The footage shows swarms of fish darting over bait under pressures equivalent to 1600 elephants on the roof of a mini. This is the first time life at these depths has been caught on camera.
"We got some absolutely amazing footage from 7700 metres. More fish than we or anyone in the world would ever have thought possible at these depths," says project leader Dr Alan Jamieson on board the Japanese research ship the Hakuho-Maru.
"It's incredible. These videos vastly exceed all our expectations from this research. We thought the deepest fishes would be motionless, solitary, fragile individuals eking out an existence in a food-sparse environment," says Professor Monty Priede, director of Oceanlab, based at the University of Aberdeen.
The Hadeep team
"But these fish aren't loners. The images show groups that are sociable and active - possibly even families - feeding on little shrimp, yet living in one of the most extreme environments on Earth."
"All we've seen before of life at this depth have been shrivelled specimens in museums. Now we have an impression of how they move and what they do," he added.
The fish are called snail fish (from the family Liparidae) and are found exclusively below 6000 metres, where they contend with total darkness, near freezing temperatures and immense water pressure - equivalent to 1600 elephants on the roof of a Mini. They feed on the thousands of tiny shrimp-like creatures that scavenge the carcasses of dead fish on the ocean floor.

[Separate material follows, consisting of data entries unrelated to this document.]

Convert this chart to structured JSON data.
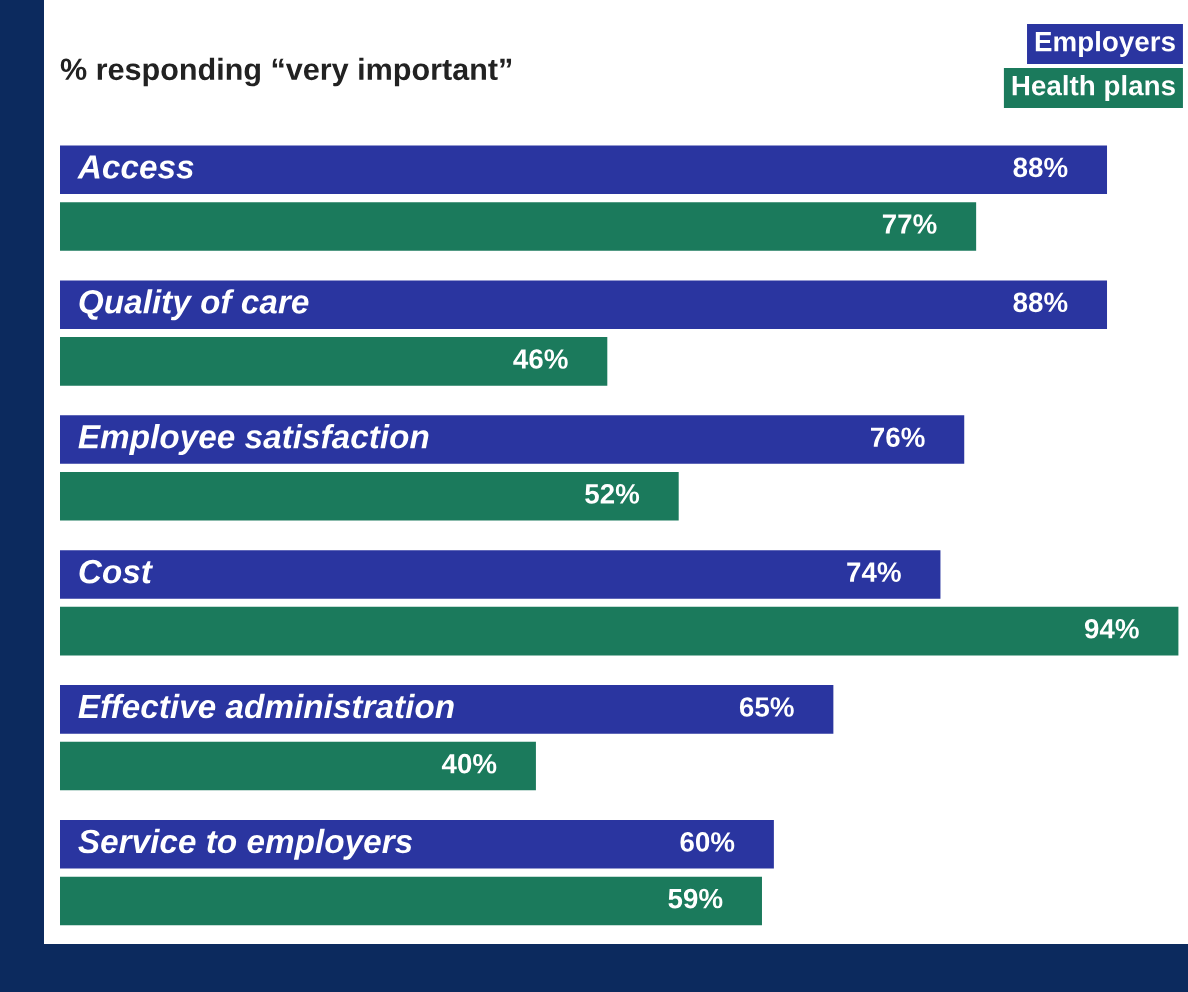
{
  "chart_data": {
    "type": "bar",
    "orientation": "horizontal",
    "title": "% responding “very important”",
    "categories": [
      "Access",
      "Quality of care",
      "Employee satisfaction",
      "Cost",
      "Effective administration",
      "Service to employers"
    ],
    "series": [
      {
        "name": "Employers",
        "color": "#2a35a0",
        "values": [
          88,
          88,
          76,
          74,
          65,
          60
        ],
        "value_labels": [
          "88%",
          "88%",
          "76%",
          "74%",
          "65%",
          "60%"
        ]
      },
      {
        "name": "Health plans",
        "color": "#1b7a5c",
        "values": [
          77,
          46,
          52,
          94,
          40,
          59
        ],
        "value_labels": [
          "77%",
          "46%",
          "52%",
          "94%",
          "40%",
          "59%"
        ]
      }
    ],
    "legend": "top right"
  }
}
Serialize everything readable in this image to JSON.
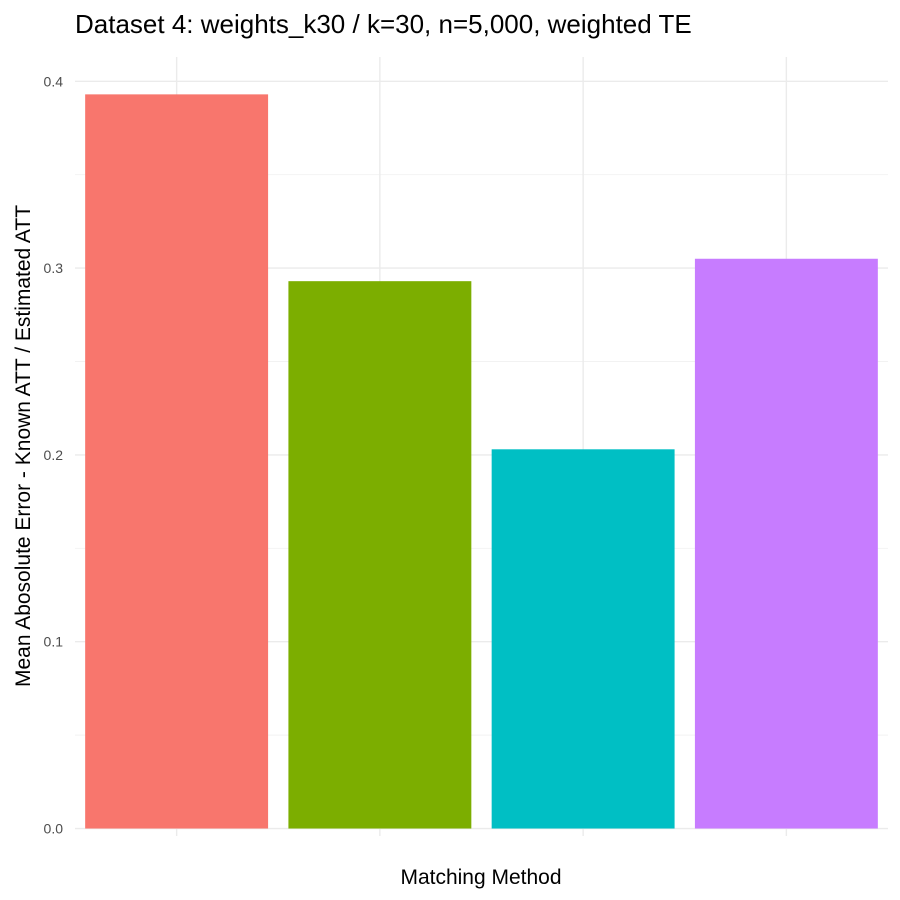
{
  "chart_data": {
    "type": "bar",
    "title": "Dataset 4: weights_k30 / k=30, n=5,000, weighted TE",
    "xlabel": "Matching Method",
    "ylabel": "Mean Abosolute Error - Known ATT / Estimated ATT",
    "categories": [
      "",
      "",
      "",
      ""
    ],
    "values": [
      0.393,
      0.293,
      0.203,
      0.305
    ],
    "colors": [
      "#F8766D",
      "#7CAE00",
      "#00BFC4",
      "#C77CFF"
    ],
    "ylim": [
      -0.004,
      0.413
    ],
    "yticks": [
      0.0,
      0.1,
      0.2,
      0.3,
      0.4
    ],
    "ytick_labels": [
      "0.0",
      "0.1",
      "0.2",
      "0.3",
      "0.4"
    ],
    "grid": true,
    "legend": "none"
  }
}
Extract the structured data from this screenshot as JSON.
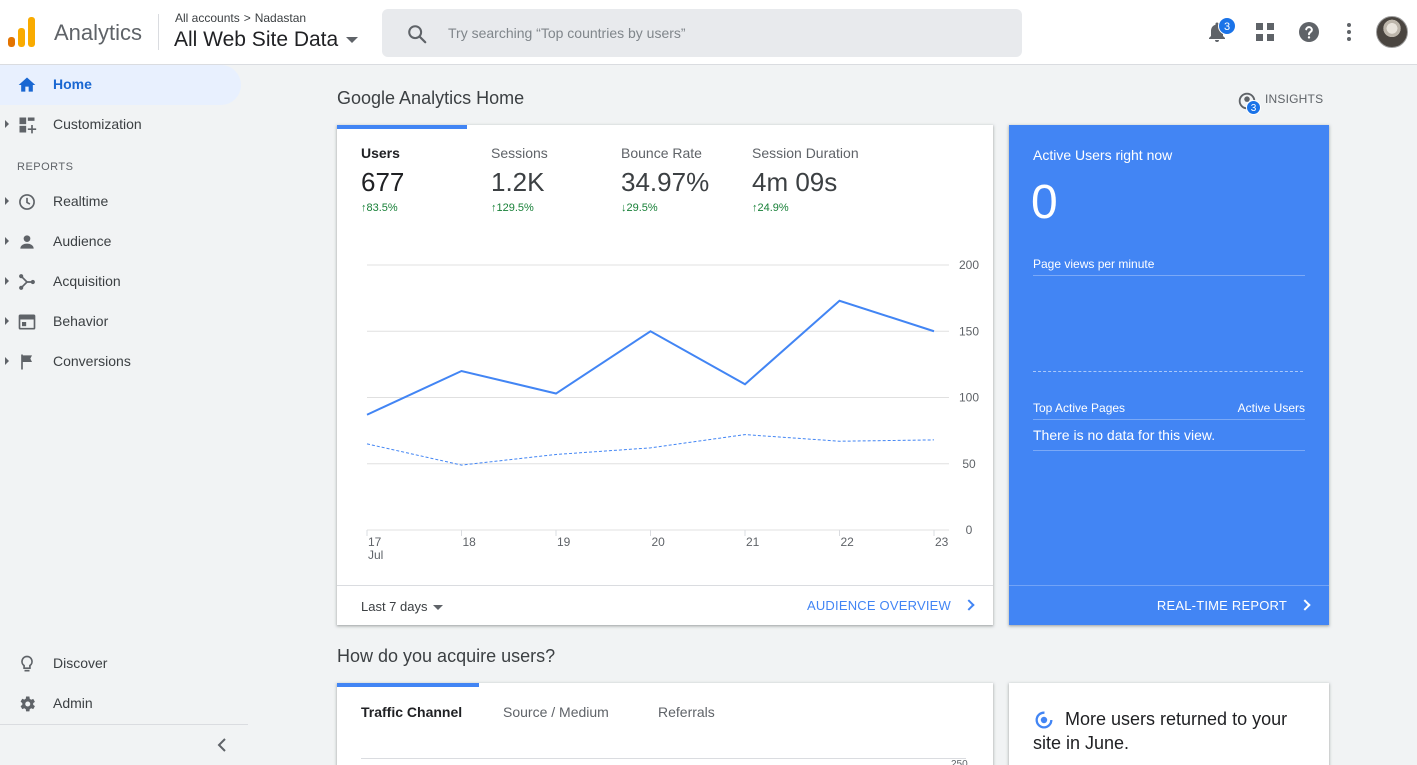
{
  "header": {
    "app_name": "Analytics",
    "breadcrumb_account": "All accounts",
    "breadcrumb_separator": ">",
    "breadcrumb_property": "Nadastan",
    "view_name": "All Web Site Data",
    "search_placeholder": "Try searching “Top countries by users”",
    "notification_count": "3",
    "brand_colors": [
      "#f9ab00",
      "#e37400"
    ]
  },
  "sidebar": {
    "home": "Home",
    "customization": "Customization",
    "reports_label": "REPORTS",
    "items": [
      {
        "label": "Realtime",
        "icon": "clock-icon"
      },
      {
        "label": "Audience",
        "icon": "person-icon"
      },
      {
        "label": "Acquisition",
        "icon": "acquisition-icon"
      },
      {
        "label": "Behavior",
        "icon": "behavior-icon"
      },
      {
        "label": "Conversions",
        "icon": "flag-icon"
      }
    ],
    "discover": "Discover",
    "admin": "Admin"
  },
  "main": {
    "title": "Google Analytics Home",
    "insights_label": "INSIGHTS",
    "insights_count": "3",
    "metrics": [
      {
        "label": "Users",
        "value": "677",
        "delta": "83.5%",
        "direction": "up"
      },
      {
        "label": "Sessions",
        "value": "1.2K",
        "delta": "129.5%",
        "direction": "up"
      },
      {
        "label": "Bounce Rate",
        "value": "34.97%",
        "delta": "29.5%",
        "direction": "down"
      },
      {
        "label": "Session Duration",
        "value": "4m 09s",
        "delta": "24.9%",
        "direction": "up"
      }
    ],
    "date_range": "Last 7 days",
    "audience_link": "AUDIENCE OVERVIEW",
    "acquire_title": "How do you acquire users?",
    "acquire_tabs": [
      "Traffic Channel",
      "Source / Medium",
      "Referrals"
    ],
    "acquire_tick": "250"
  },
  "realtime": {
    "title": "Active Users right now",
    "value": "0",
    "subtitle": "Page views per minute",
    "col_pages": "Top Active Pages",
    "col_users": "Active Users",
    "empty": "There is no data for this view.",
    "link": "REAL-TIME REPORT",
    "color": "#4285f4"
  },
  "insight_card": {
    "text": "More users returned to your site in June."
  },
  "chart_data": {
    "type": "line",
    "x": [
      "17",
      "18",
      "19",
      "20",
      "21",
      "22",
      "23"
    ],
    "x_sublabel": "Jul",
    "y_ticks": [
      "200",
      "150",
      "100",
      "50",
      "0"
    ],
    "ylim": [
      0,
      200
    ],
    "series": [
      {
        "values": [
          87,
          120,
          103,
          150,
          110,
          173,
          150
        ],
        "color": "#4285f4",
        "style": "solid"
      },
      {
        "values": [
          65,
          49,
          57,
          62,
          72,
          67,
          68
        ],
        "color": "#4285f4",
        "style": "dashed"
      }
    ],
    "grid": true
  }
}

Snail fish live only in a handful of trenches in the Pacific Ocean: the Kermadec and Tonga trenches situated between Samoa and New Zealand in the South Pacific, and the Japan trench, which Priede's team is currently investigating.
More fish than we or anyone in the world would ever have thought possible at these depths
- Dr Alan Jamieson
The work is part of the HADEEP project - a collaborative research programme between Oceanlab and the University of Tokyo. The project aims to investigate life in the hadal region of the ocean, which is anything below 6000 metres.
Program leader for HADEEP is Professor Mutsumi Nishida, director of the Ocean Research Institute at the University of Tokyo. The project has been funded by the Nippon Foundation in Japan since 2006 and by the Natural Environment Research Council since 2007.
With sapphire viewports and pressure housings as thick as cannon-barrels, the HADEEP submersible is made of stern stuff.
This latest cruse to the Japan trench was funded by the Nippon Foundation via the University of Tokyo. It began on Wednesday 24 September and finished 6 October. It was organised by Dr Asako K. Matsumoto, HADEEP research manager.
The deep-sea equipment needed to survive the extreme pressure at these depths was designed and built by the Oceanlab team specifically for this mission.
The submersible camera platforms take five hours to reach the depths of the trenches and remain on the seafloor for two days before the signal is given for them to surface.